The scientists then exposed the human blood samples to Ixolaris and observed that the drug blocked the activity of tissue factor. When tested in a small group of monkeys during early SIV infection, the treatment significantly lowered the levels of inflammatory proteins linked to cardiovascular disease.
NIH holds the patent for Ixolaris, which is a small molecule found in the saliva of the tick Ixodes scapularis—commonly known as the deer or blacklegged tick—and was uncovered by study co-author Ivo M. B. Francischetti, M.D., Ph.D., of NIAID. More studies are needed to test the drug’s safety and interaction with other drugs that are used for HIV patients. Ixolaris has not been tested in humans and the results could differ, the researchers also cautioned.

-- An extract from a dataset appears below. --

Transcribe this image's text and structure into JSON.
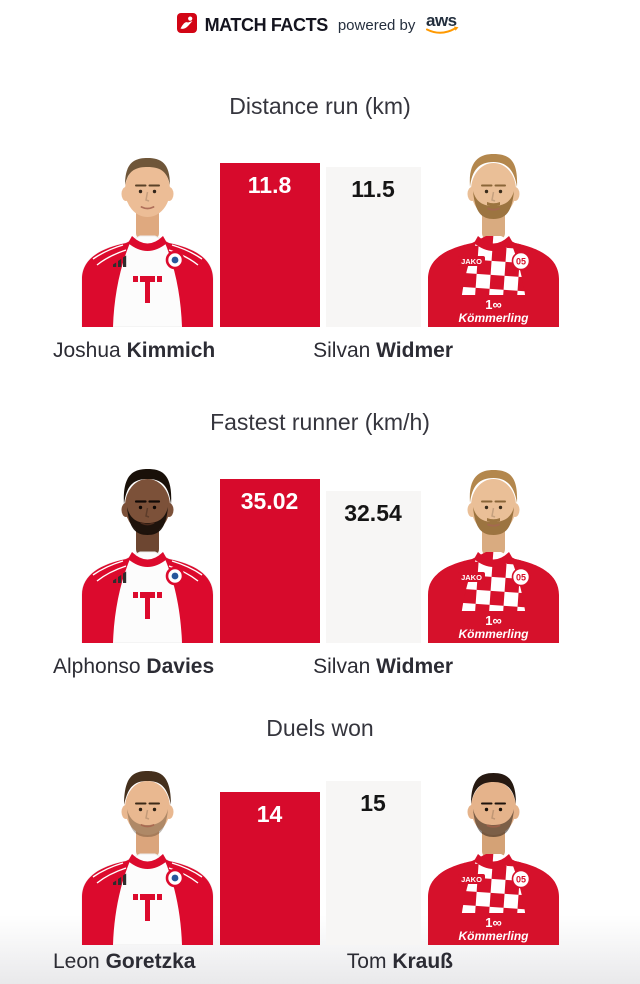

“This treatment has the potential to improve the clinical management of HIV-infected patients and help them to live longer, healthier lives with HIV,” said Pandrea. “That, and other therapies that may arise from targeting the inflammation pathway we discovered, are exciting avenues for future research.”
In addition to Pitt and NIH, co-authors are from the Frederick National Laboratory for Cancer Research; Fundação Oswaldo Cruz and Fundação José Silveira, both in Brazil; the University of Cape Town; Vanderbilt University; University of Vermont; Los Alamos National Laboratory; and Universidade de Lisboa in Portugal.